Для Шепарда Накера была в новинку возможность пойти куда-то просто так, для собственного удовольствия, просто потому, что захотелось, но его просил Джексон, и он не мог отказаться.

– Конечно, – ответил он.

– Только ненадолго, – сказал Шеп, подъезжая к Виндзор-Террас.

– Ладно. У нас все равно в девять встреча с группой поддержки больных СВД. Терпеть их не могу. Все бы ничего, если бы все сводилось только к обмену информацией о побочных эффектах лечения и так далее. А все эти еврейские штучки уж слишком. Не пойми меня неправильно. Я не из тех «евреев-антисемитов». Я вообще не антисемит и… э… не еврей. – Джексон нес какую-то чушь, но это было лучше, чем сидеть в полной тишине. – Моя мама не была набожной, отец соблюдал баскские обычаи, но ничего серьезного – это не значит, что я фанат всего испанского, ничего подобного. А Кэрол выросла в католической семье. Но один ее дедушка по линии отца был ашкенази. Так сложилось, что теперь вокруг Флики крутятся эти любители фаршированной рыбы, хотя она даже не еврейка.

А эти правоверные болваны… Когда они женятся, отказываются делать анализ ДНК. Даже если рождается ребенок с СВД, они и потом не делают амнио. У одной семьи в Краун-Хайтс трое таких детей. Такое вот наказание за глупость. Вероятно, таким образом иудеи борются с абортами. Кроме того, почему раввины в любом направлении иудаизма всегда придерживаются радикальных взглядов? Они говорят: если у плода обнаружили СВД, избавься от него. Вроде как Бог не хочет, чтобы они мучились. Вот так вот все запущено.

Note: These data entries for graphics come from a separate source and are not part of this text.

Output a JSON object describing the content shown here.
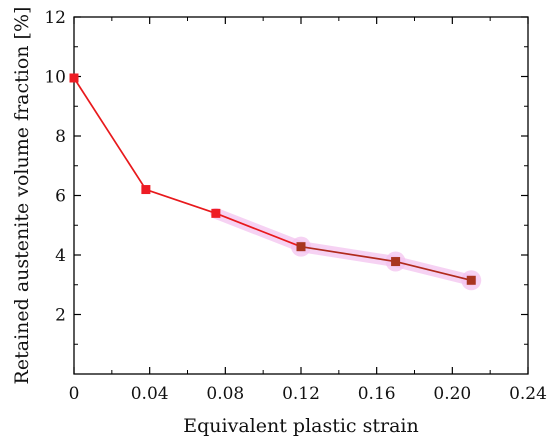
{
  "chart_data": {
    "type": "line",
    "xlabel": "Equivalent plastic strain",
    "ylabel": "Retained austenite volume fraction [%]",
    "xlim": [
      0,
      0.24
    ],
    "ylim": [
      0,
      12
    ],
    "x_ticks": [
      "0",
      "0.04",
      "0.08",
      "0.12",
      "0.16",
      "0.20",
      "0.24"
    ],
    "y_ticks": [
      "2",
      "4",
      "6",
      "8",
      "10",
      "12"
    ],
    "grid": false,
    "series": [
      {
        "x": [
          0,
          0.038,
          0.075,
          0.12,
          0.17,
          0.21
        ],
        "y": [
          9.95,
          6.2,
          5.4,
          4.28,
          3.78,
          3.15
        ],
        "line_colors": [
          "#e8191c",
          "#e8191c",
          "#e8191c",
          "#b02a1c",
          "#b02a1c"
        ],
        "marker_colors": [
          "#ee1c24",
          "#ee1c24",
          "#ee1c24",
          "#a8351f",
          "#a8351f",
          "#a8351f"
        ],
        "highlight_color": "#f3c3ef"
      }
    ]
  }
}
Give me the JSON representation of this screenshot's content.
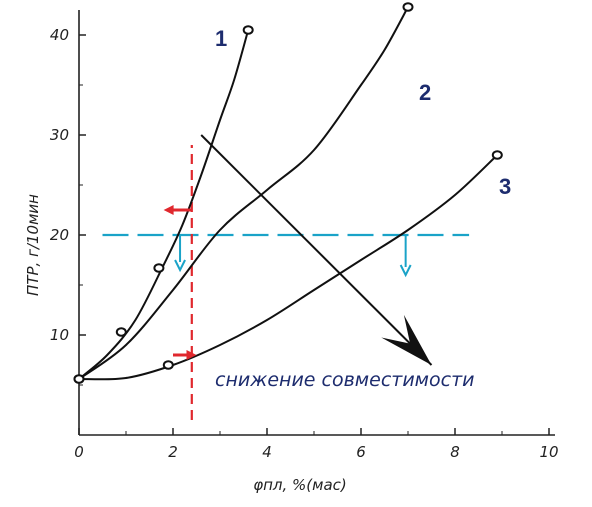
{
  "chart_data": {
    "type": "line",
    "title": "",
    "xlabel": "φпл, %(мас)",
    "ylabel": "ПТР, г/10мин",
    "xlim": [
      0,
      10
    ],
    "ylim": [
      0,
      44
    ],
    "x_ticks": [
      0,
      2,
      4,
      6,
      8,
      10
    ],
    "y_ticks": [
      10,
      20,
      30,
      40
    ],
    "series": [
      {
        "name": "1",
        "color": "#111111",
        "x": [
          0,
          0.6,
          1.2,
          1.8,
          2.2,
          2.6,
          3.0,
          3.3,
          3.6
        ],
        "y": [
          5.6,
          8.0,
          11.5,
          17.0,
          21.0,
          26.0,
          31.5,
          35.5,
          40.5
        ],
        "markers": [
          {
            "x": 0,
            "y": 5.6
          },
          {
            "x": 0.9,
            "y": 10.3
          },
          {
            "x": 1.7,
            "y": 16.7
          },
          {
            "x": 3.6,
            "y": 40.5
          }
        ]
      },
      {
        "name": "2",
        "color": "#111111",
        "x": [
          0,
          1.0,
          2.0,
          3.0,
          4.0,
          5.0,
          6.0,
          6.5,
          7.0
        ],
        "y": [
          5.6,
          9.0,
          14.5,
          20.5,
          24.5,
          28.5,
          35.0,
          38.5,
          42.8
        ],
        "markers": [
          {
            "x": 7.0,
            "y": 42.8
          }
        ]
      },
      {
        "name": "3",
        "color": "#111111",
        "x": [
          0,
          1.0,
          2.0,
          3.0,
          4.0,
          5.0,
          6.0,
          7.0,
          8.0,
          8.9
        ],
        "y": [
          5.6,
          5.7,
          7.0,
          9.0,
          11.5,
          14.5,
          17.5,
          20.5,
          24.0,
          28.0
        ],
        "markers": [
          {
            "x": 0,
            "y": 5.6
          },
          {
            "x": 1.9,
            "y": 7.0
          },
          {
            "x": 8.9,
            "y": 28.0
          }
        ]
      }
    ],
    "annotations": {
      "horizontal_line_y": 20,
      "horizontal_line_x_range": [
        0.5,
        8.3
      ],
      "horizontal_line_color": "#1aa3c8",
      "vertical_line_x": 2.4,
      "vertical_line_y_range": [
        1.5,
        29
      ],
      "vertical_line_color": "#e0282e",
      "red_arrows": [
        {
          "x_from": 2.4,
          "x_to": 1.8,
          "y": 22.5
        },
        {
          "x_from": 2.0,
          "x_to": 2.5,
          "y": 8.0
        }
      ],
      "blue_arrows": [
        {
          "x": 2.15,
          "y_from": 20,
          "y_to": 16.5
        },
        {
          "x": 6.95,
          "y_from": 20,
          "y_to": 16.0
        }
      ],
      "trend_arrow": {
        "x_from": 2.6,
        "y_from": 30,
        "x_to": 7.5,
        "y_to": 7.0
      },
      "trend_label": "снижение совместимости",
      "trend_label_color": "#1d2c6e"
    }
  }
}
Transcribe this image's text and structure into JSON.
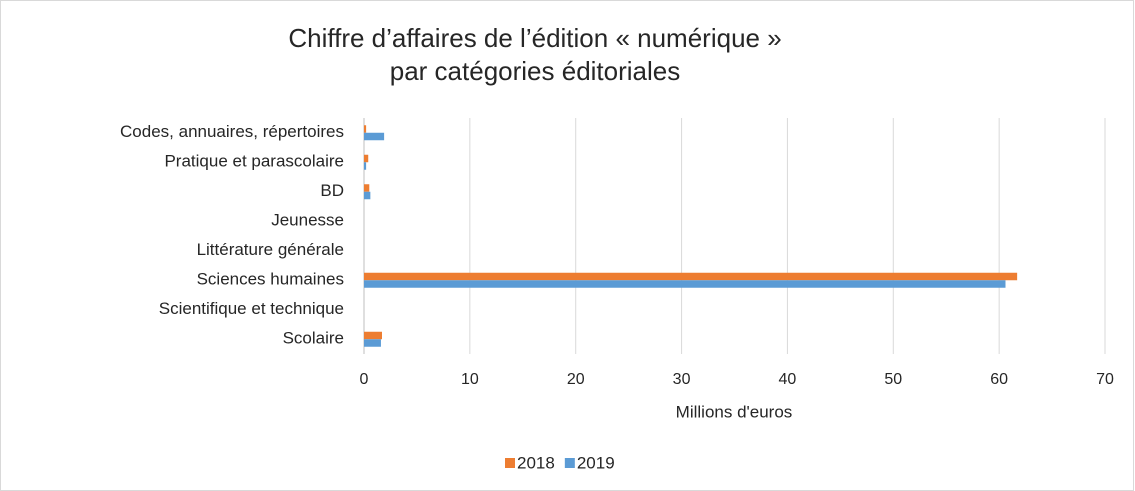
{
  "chart_data": {
    "type": "bar",
    "orientation": "horizontal",
    "title": [
      "Chiffre d’affaires de l’édition « numérique »",
      "par catégories éditoriales"
    ],
    "xlabel": "Millions d'euros",
    "categories": [
      "Codes, annuaires, répertoires",
      "Pratique et parascolaire",
      "BD",
      "Jeunesse",
      "Littérature générale",
      "Sciences humaines",
      "Scientifique et technique",
      "Scolaire"
    ],
    "series": [
      {
        "name": "2018",
        "color": "#ed7d31",
        "values": [
          0.2,
          0.4,
          0.5,
          0,
          0,
          61.7,
          0,
          1.7
        ]
      },
      {
        "name": "2019",
        "color": "#5b9bd5",
        "values": [
          1.9,
          0.2,
          0.6,
          0,
          0,
          60.6,
          0,
          1.6
        ]
      }
    ],
    "xlim": [
      0,
      70
    ],
    "xticks": [
      0,
      10,
      20,
      30,
      40,
      50,
      60,
      70
    ],
    "grid": true,
    "legend": "bottom"
  }
}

Знаешь, что меня убивает? Принято считать это еврейским счастьем, и полагаешь, можно выбирать, во что верить? Нет. Эти гены передаются из поколения в поколение, дружище. Эти люди избранные.

В сложившихся обстоятельствах Джексону больше не на что было жаловаться, и он замолчал.

Кэрол и Шеп обнялись, и Кэрол сказала, что очень, ну очень сожалеет. Когда они расположились на кухне, Шеп рассказал, что почти все выходные провел в Интернете, и поведал о том, что узнал. Он сказал, что в конце недели возьмет день за свой счет, чтобы поехать с Глинис к онкологу, и выяснит все подробно. Кэрол спросила, как отреагировала на это Глинис, он сказал, что пропустила мимо ушей, но, поскольку она все всегда пропускает мимо ушей, судить сложно. Тогда Кэрол спросила, как он сам к этому относится, но Шепу этот вопрос показался неуместным. Он сказал, что, конечно, боится, но не должен распускаться. «Я просто обязан держать себя в руках. Мои чувства не имеют значения. Я сам уже не имею значения». Это была единственная фраза за весь день, которую он произнес с какими-то эмоциями.

Кэрол выразила сочувствие по поводу поездки на Пембу, хотя Шеп великолепно знал, что она считает эту идею бредовой. Он сказал, что мысли о Последующей жизни кажутся мелкими и пустыми, словно это произошло очень давно. Он сказал, что оказаться на таком вираже стоило только для того, чтобы понять, что по-настоящему ценно. Сейчас ему не надо мучиться необходимостью принять решение, уезжать или нет, потому что после сообщения Глинис все уже не важно. Нет никакой Пембы, словно остров в одно мгновение погрузился в пучину океана. «Можете мне не верить, – сказал он, – но в моей жизни никогда раньше не случалось такого, чтобы в одно мгновение все стало ясным и понятным». Шеп размышлял вслух, говорил, что это похоже на Божественное провидение. Он не хотел уезжать на Пембу без Глинис и Зака. Без них нельзя было уезжать, а теперь он и не может так поступить. Все предельно просто. В определенном смысле смена приоритетов стала для него спасительной соломинкой. Избавила от колебаний. Внесла определенность, указала, как необходимо поступить. «И как хочу поступить, – многозначительно добавил Шеп. – Я нужен Глинис. Возможно, был нужен ей и раньше, но это не было столь очевидно». Затем Шеп сказал, что прекрасное ощущение, когда ты нужен своей жене, и Джексон почувствовал укол зависти, поскольку никогда не испытывал ничего подобного.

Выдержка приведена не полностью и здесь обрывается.